- I'd argue that if any scientists are "setting out to prove the Bible wrong" then they aren't doing science.
Science isn't about answering spiritual questions. It's not about proving religion wrong.
Science is about making observations about our world that aren't currently explained, coming up with an idea that might explain them, coming up with a test that should give a specific result if the idea is right, and then doing the test to see if you get the expected result. But, of course, it's more complex than that, and details differ depending on your field.
So a Scientist wouldn't "set out to prove the bible wrong" since, well, there is no "observation" about the world relating to the bible. I suppose you could prove "facts" wrong. For example: Was there a flood that covered the entire world? If I wanted to approach that scientifically, I might look at the evidence we see in land that was once covered by the sea. So I might notice salt levels, mineral leeching, and fossils of sea animals. Now I might construct an initial theory that the world was NOT covered by the ocean. And I might come up with a test that will prove me wrong - I'd predict that if the world was not covered with water, I should not be able to find any sealife fossils in mountains and in deserts. I come up with that test BEFORE I know what I'll find. I then go searching, and if I find fossils of sea life in the desert or mountains, well, I've proven my theory wrong. At this point, I need to either give up my theory, or refine it. I might discover that there are theories of continental drift, and tectonic movement. So I realize that it's possible that certain areas were covered with oceans and seas that are now land. I might look at the predictions for where the ocean used to be, and come up with a theory for where I expect to find sea fossils, and where I shouldn't be able to find any. I can then go looking for fossils, again trying to "prove myself wrong" - if I only find fossils in the expected areas, then my theory MIGHT be right. Or there might be some other explanation that I haven't come up with yet. If I find fossils in areas I predicted that I wouldn't find them, then my theory still needs more work.
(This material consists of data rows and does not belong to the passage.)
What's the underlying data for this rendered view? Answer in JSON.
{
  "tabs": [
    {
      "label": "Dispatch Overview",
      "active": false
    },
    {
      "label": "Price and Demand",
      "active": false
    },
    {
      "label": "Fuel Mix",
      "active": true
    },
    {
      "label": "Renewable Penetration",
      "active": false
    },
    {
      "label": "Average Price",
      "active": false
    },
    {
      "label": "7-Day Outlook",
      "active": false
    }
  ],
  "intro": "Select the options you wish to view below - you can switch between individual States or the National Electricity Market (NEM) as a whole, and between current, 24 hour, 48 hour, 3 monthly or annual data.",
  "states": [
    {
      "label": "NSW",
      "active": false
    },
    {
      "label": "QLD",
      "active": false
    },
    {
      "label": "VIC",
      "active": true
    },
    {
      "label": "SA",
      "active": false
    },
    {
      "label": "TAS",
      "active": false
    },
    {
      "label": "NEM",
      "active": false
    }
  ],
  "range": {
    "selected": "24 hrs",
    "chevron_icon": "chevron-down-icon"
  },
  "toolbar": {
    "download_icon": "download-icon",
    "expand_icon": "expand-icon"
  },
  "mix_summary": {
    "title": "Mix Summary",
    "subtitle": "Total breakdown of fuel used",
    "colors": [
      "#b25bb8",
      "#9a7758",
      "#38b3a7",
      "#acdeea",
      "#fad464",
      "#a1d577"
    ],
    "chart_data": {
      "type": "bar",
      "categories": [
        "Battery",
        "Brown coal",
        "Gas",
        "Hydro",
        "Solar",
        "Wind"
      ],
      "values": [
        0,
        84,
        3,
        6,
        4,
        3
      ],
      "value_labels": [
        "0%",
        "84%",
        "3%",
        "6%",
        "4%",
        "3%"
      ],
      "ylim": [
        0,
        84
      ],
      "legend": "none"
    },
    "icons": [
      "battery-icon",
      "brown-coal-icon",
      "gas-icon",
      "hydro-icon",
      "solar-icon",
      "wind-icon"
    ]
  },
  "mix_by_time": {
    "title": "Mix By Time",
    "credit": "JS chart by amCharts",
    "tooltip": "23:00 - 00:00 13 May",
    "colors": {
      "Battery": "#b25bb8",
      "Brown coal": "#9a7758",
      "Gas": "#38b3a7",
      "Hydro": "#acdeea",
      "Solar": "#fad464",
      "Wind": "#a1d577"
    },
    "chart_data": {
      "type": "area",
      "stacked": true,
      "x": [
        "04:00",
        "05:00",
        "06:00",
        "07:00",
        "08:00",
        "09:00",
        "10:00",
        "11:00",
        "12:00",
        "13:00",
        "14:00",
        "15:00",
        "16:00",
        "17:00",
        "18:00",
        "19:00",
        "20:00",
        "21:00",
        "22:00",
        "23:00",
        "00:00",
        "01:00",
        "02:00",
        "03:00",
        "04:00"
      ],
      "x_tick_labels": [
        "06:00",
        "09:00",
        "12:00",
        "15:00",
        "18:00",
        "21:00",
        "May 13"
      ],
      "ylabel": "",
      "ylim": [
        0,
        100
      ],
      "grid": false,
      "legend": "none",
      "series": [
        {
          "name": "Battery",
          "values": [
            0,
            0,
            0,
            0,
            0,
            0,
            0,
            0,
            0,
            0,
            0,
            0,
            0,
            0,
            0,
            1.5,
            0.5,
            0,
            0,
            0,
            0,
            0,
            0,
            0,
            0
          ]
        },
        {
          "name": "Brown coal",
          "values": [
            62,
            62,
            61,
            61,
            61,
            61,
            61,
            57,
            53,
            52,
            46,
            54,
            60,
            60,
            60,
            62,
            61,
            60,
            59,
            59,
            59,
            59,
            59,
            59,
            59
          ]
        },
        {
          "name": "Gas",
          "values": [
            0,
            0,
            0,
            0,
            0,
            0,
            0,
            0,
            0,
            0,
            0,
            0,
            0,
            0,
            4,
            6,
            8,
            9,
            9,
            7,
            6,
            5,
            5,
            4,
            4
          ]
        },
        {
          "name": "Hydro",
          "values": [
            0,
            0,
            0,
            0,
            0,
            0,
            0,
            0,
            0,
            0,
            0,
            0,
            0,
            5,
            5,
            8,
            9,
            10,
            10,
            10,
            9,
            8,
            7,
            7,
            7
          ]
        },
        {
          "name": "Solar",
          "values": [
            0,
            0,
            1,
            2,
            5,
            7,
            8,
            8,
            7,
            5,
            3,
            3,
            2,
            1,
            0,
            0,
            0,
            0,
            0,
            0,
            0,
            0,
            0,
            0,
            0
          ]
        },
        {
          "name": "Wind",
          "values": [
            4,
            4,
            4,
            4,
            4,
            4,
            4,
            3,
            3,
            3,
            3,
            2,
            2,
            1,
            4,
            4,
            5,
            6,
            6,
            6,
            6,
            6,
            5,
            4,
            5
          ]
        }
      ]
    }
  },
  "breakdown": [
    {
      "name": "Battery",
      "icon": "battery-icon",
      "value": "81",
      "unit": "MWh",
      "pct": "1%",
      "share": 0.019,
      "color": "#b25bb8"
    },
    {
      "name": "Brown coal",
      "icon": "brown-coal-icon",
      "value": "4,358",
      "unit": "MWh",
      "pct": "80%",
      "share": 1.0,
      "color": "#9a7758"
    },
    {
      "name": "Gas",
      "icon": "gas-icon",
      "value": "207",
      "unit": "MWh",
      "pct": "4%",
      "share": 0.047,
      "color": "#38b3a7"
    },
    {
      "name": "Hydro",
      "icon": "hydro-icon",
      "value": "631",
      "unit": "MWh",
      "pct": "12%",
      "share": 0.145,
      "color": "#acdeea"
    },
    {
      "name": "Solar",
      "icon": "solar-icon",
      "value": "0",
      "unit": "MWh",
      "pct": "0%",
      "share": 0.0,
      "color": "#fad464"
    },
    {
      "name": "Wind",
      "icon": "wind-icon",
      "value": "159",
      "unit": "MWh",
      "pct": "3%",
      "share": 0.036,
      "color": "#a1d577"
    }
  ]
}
... and that, in a nutshell, is how science works. I never truly proves something is true. It just describes a way that reality MIGHT work, and then looks for ways that the description doesn't match the evidence. So that we can learn the parts of the thory that aren't entirely correct, and keep improving the theory (or throw it out entirely) until we have a better and better theory that is closer and closer to the absolute truth. Even if we never 100% get there.
It's very different to Faith. With Faith, we just decide
to believe something. Not because there's any good reason to believe it. But just because. Because a book tells us it's true. Or because our parents believed it. Or because we saw that beautiful sunrise, and were filled with such a sense of completeness that we knew there was more to the world.
But we don't look for ways to PROVE our faith wrong. That's what sets it apart from science.
Faith is something that we believe despite
the lack of evidence.
Scientific beliefs are things we believe because
we find evidence that implies they are true, and can't find evidence showing that they are false.
Scientific beliefs might not be correct, but if they are wrong, we can slowly correct the mistakes, and get closer and closer to the truth.
Faith beliefs may or may not be correct. But if we believe the wrong thing, we have no way of correcting that mistake.
It's OK to have both types of beliefs. I can believe in Science, and still feel in my heart that there is a greater meaning to the world and my life.
Sometimes they conflict. If the evidence shows that a specific fact couldn't be true based on the biblical description, then either we've got to ignore the fact, or we've got to refine our belief for how the world worked. But even then, it only shows that specific "facts" are wrong. It doesn't "disprove the bible."
Science and religion are different things. They don't have to overlap. Leave science to explain how the world works. Leave religion to explain why we are here, what our purpose is. And teach them in DIFFERENT classrooms.